Lessons to be learned from others’ experiences
It would be worth mentioning what our neighbour, Thailand had done and is doing to control the floods, which ravaged their country every year. There are numerous dams and diversion weirs, dykes and pumping stations built in places that are prone to flooding. These infrastructures proved to be very efficient and effective. They are building coastal dykes and retaining walls to deter erosions of the coastline caused by storm surges and also at the river mouths to prevent sea water surging inland during the storms that are frequent in the Gulf of Thailand.
One good example of such an undertaking is a 10 kilometer long coastal dyke at the mouth of the Chao Phraya River. The project started back in 1992, to prevent floods and defend against storm surges reaching Samut Prakan, where an industrial estate is located. The construction was done on a stretch of very soft mud flat, which usually is submerged at high tides. As the soil over which the dyke was built is too soft and such a project was the first of its kind, a German consultancy firm was hired to oversee the foundation treatment using a new technology not yet familiar in Thailand, then. Today, the said coastal dyke is still serving its purposes efficiently. I learned about that dyke from a Myanmar water resources engineer, who undertook the construction of that dyke as a project manager.
In anticipation of the looming ocean rises, our country too should take the example of Thailand and consider building coastal dykes at the major river mouths, namely the Ayeyarwady River delta entrances, the Yangon River, the Ngawun or Pathein River, the Salween River and the Kaladan River in Rakhine, for instance. Here to drive home my point, allow me to briefly mention the tidal conditions in the Yangon River. The tidal range, the difference between the heights of low and high tides, is about 20 feet average in normal circumstances, if I remember correctly. There could be a couple of feet more during the extra-ordinarly high tides, thus during such times the low lying places in Yangon were usually submerged, in the past, but in recent days those conditions seem to have improved.

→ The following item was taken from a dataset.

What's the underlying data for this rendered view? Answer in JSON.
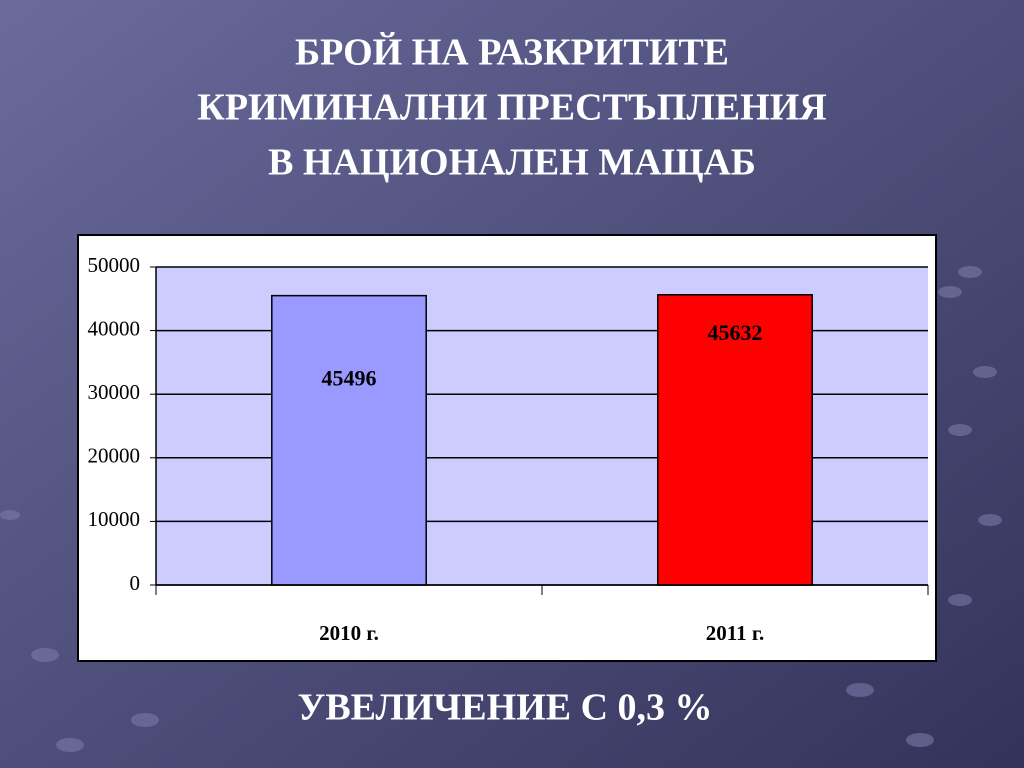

However, we should not ignore the fact that sea levels are expected to rise rapidly unless global warming is maintained at 1.5°C or lower, above the pre-industrial levels, an ambitious target set by the Paris climate agreement (COP21). Thus, with the worsening climate change, the effect of the rising sea levels due to the melting of ice glaciers could exacerbate the floods in Yangon area in the near future. To my knowledge, our Irrigation Department at one time had planned to build such coastal dykes at the entrances to the Ayeyarwady delta. I knew this for a fact, because in 1984 I had helped someone to translate that plan written in English into Burmese. If it should have been implemented, the loss of lives and properties due to Cyclone Nargis would be far less.